Leeds Rhinos mourn club legend Ray Batten - outstanding loose-forward who also coached Wakefield Trinity and was director at York
Leeds Rhinos will pay their respects to club legend Ray Batten who died on Wednesday, his 75th birthday.
The Rhinos team will wear black armbands during Thursday's Betfred Super League game against Hull KR at Warrington in memory of one of the most talented loose-forwards to have played for the club.
York-born Batten scored 80 tries in 434 appearances - all but 14 in the starting side - from November, 1963 to April, 1976.
After hanging up his boots, he had two spells as Wakefield Trinity coach in the 1980s and was later a director at York.
Batten came from a famous rugby league family, his grandfather Billy playing for Hull, Wakefield Trinity and Great Britain either side of the First World War and uncle Eric also earning Test honours and a Challenge Cup winner’s medal for Bradford Northern against Leeds in 1947.

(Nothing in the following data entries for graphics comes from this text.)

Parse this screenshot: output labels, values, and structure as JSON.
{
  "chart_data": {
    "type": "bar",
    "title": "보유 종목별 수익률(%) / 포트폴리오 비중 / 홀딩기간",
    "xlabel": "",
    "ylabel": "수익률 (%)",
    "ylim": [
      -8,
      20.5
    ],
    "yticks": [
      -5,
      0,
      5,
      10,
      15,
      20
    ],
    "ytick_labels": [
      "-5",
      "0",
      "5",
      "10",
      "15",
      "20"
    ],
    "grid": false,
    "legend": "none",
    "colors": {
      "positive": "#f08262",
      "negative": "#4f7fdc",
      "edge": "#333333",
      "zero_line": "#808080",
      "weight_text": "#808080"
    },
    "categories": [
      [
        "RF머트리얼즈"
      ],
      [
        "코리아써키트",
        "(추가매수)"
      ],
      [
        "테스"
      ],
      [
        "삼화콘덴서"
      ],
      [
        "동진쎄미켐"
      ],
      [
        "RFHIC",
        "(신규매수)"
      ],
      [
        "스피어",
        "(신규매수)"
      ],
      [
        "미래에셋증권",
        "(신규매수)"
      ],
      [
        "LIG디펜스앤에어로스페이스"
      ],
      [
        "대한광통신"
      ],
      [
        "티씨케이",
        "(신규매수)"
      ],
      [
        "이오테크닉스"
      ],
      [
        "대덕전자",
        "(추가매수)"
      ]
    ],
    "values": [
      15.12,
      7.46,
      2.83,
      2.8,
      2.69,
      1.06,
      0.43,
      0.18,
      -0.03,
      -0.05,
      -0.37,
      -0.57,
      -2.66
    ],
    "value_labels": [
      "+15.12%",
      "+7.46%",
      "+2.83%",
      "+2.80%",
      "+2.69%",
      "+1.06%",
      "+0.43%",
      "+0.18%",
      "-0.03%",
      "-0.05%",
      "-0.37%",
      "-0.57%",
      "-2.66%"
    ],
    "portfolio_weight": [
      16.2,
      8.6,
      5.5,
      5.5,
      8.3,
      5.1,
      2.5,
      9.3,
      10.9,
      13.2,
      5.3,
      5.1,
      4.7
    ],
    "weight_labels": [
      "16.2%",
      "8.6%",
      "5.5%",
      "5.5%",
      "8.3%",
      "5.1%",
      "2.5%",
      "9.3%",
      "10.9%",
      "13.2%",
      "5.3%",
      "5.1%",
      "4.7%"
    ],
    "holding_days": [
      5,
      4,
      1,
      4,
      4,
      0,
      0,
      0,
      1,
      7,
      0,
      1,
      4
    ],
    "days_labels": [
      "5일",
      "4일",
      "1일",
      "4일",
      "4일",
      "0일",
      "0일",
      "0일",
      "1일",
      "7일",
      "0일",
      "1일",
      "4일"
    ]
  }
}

Having played junior rugby for Tang Hall and Heworth, he was recommended to Leeds by ex-York player Billy Riley and signed for them as a scrum-half in February, 1963. He made a try-scoring debut in the number 13 role against Hull at Headingley nine months later.
Batten became Leeds’ first-choice loose-forward in 1966-67 - succeeding the injured Harry Poole - and played in all but three of the 15 finals the Loiners reached between that season and 1975.
He featured in the famous 1968 Watersplash Challenge Cup final win over Wakefield in 1968 and was a runner-up at Wembley four years later, against St Helens.
A Championship winner in 1969 and 1972 - as well as runner-up in 1970 - he also won the Yorkshire Cup five times (in 1968, 1970, 1972, 1973 and 1975) BBC Floodlit Trophy in 1970 and Premiership in 1975.
Capped three times each by England and Great Britain, his finest hour on the international stage came in 1973 when he starred in the Lions’ 21-12 win over Australia at Wembley.
He would have earned more caps, but for competition from an outstanding generation of loose-forwards including Malcolm Reilly and Doug Laughton.
Batten remained an active member of Leeds’ players’ association.